All my batik are done the old school method.  Always on fabric.  Always dyed through with fabric dye.  Either a cold water reactive dye fixed in a soda ash solution.  Or a silk dye fixed with a silk fixative.   A narrow dye set focused on mainly 3 yellows, 2 reds, 3 blues and a black.

And then wax of course.   Mainly parafin wax.  No color in the wax.  Not encaustic here.

The waxing is the meticulous part.  Always with a chanting so I can control the flow of the hot wax.  This is the part that creates the image.  The finer the control, the better the image.  Each piece of wax creating a mosaic of the color of the cloth that the dye process left.  Essentially, I build a mosaic of colors with molten wax by reserving pieces of colors.

I rarely work following a photograph.  I may start with one but very quickly put it away as the dye processes start.  I much rather interpret what I know of the subject than to reproduce a copy with my art.

Along the way here in Maui, I came across oil with the palette knife.  I am never interested in painting oil with a brush.  But the palette knife is a fascination to me.  Something about that straight metal edge spreading the colors in completely unexpected manner leaving a colorful piece of delight to me.

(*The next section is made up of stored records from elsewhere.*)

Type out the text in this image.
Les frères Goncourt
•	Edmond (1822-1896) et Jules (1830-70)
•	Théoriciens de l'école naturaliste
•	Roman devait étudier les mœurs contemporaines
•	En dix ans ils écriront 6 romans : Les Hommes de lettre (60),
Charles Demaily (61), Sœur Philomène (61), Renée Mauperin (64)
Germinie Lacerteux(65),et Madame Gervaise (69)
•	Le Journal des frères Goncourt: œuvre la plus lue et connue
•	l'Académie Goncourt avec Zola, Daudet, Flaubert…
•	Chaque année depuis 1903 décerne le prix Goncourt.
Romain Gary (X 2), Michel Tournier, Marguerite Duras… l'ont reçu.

All my years of doing interpretive work in batik finds a freedom in oil with the palette knife.  I am still building mosaics of colors.  I learn to understand what the oil wants to do.  I also learn what I can get the knife to do.   I learn when to be fast and when to slow down and let the oil rest on the hardboard.   And I build mosaics.  Of fun colors.  Each piece bearing its own unique coloration. 

All from a fairly narrow palette of mainly single pigment colors.  Again my years in coloring batik carries into my choice of oil colors.  Mainly 2 yellows, 3 blues, 2 greens, 2 reds.  Titanium white.  A purple.  As with batik, a simple technique of swiping color mixes.  A piece at a time.  Then an image appears.   Embellished with the impasto texture.

Simplicity that hopefully creates artwork that can convey a certain joy.  The joy of aloha.  The joy of enjoying God's good love.  The completion in being loved by the Almighty.